Ooops! On The Job Before Contracts?

Monday’s (Feb. 5, 2007) agenda session brought forth two examples of work being done for the city before authorization was granted by the governing body.

It seems an “In need of redevelopment study” that was presented at a recent Planning Board meeting should have been authorized by the City Council before it was done. The study was for the expansion of the North Avenue Historic District to include the PNC bank block and the city parking lot behind Bill’s Luncheonette and other Front Street stores.

The second example was a contract for Information Technology work by a contractor named Drew R. Shearer for $17,000 starting Feb. 8 and ending June 30. However, as anybody who frequents City Hall may have noticed, the contractor has been on the job for a few weeks now.

“Is he here or will we get to meet him?” Councilwoman Linda Carter asked Monday.

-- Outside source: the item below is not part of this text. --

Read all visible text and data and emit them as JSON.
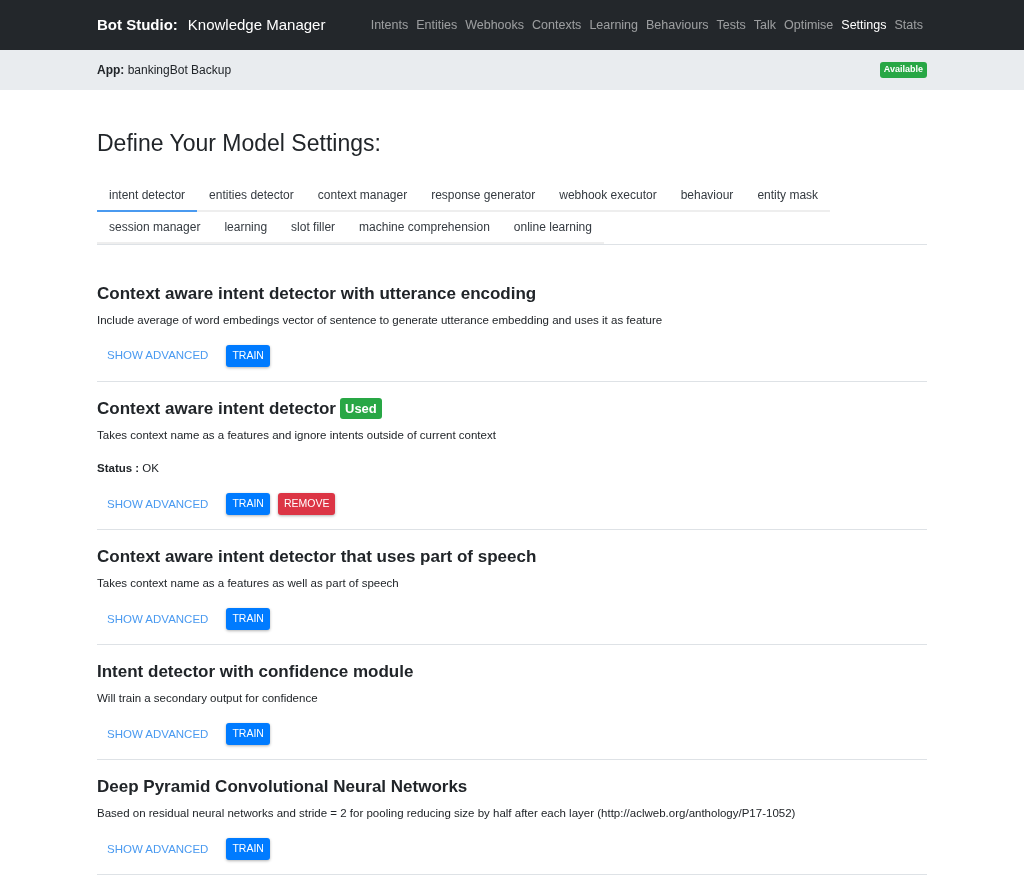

New City Administrator Marc Dashield confirmed that Shearer was already on the job but had left for the day Monday.

Councilman Don Davis noted that a contract for an amount under $21,000 could be issued without bids.

Councilman Rashid Burney questioned how the contractor could be paid with funding from a capital bond for operations, but Dashield said it was acceptable because Shearer would be making a technology inventory.

Councilman Cory Storch said the city needs help but he hoped the city would not be using bonds for such purposes in the future.

Since the new administration came in Jan. 1, 2006, the city’s web site has been under construction. At present, it is not up-to-date.

Former city web site producer John DiPane sent an open letter to the City Council and Plainfield bloggers to say he created the city web site and would be glad to make it work again, but he has had no response from the new administration.

Due to the faulty web site, residents don’t know who is in charge of various departments and divisions in the city. Nor can they communicate with the city, DiPane notes.

The new administration hired several people last year to carry out public relations functions online, but reined some in when their efforts proved to be less than professional.

Citizens apparently still need a good online source to keep in touch with city government.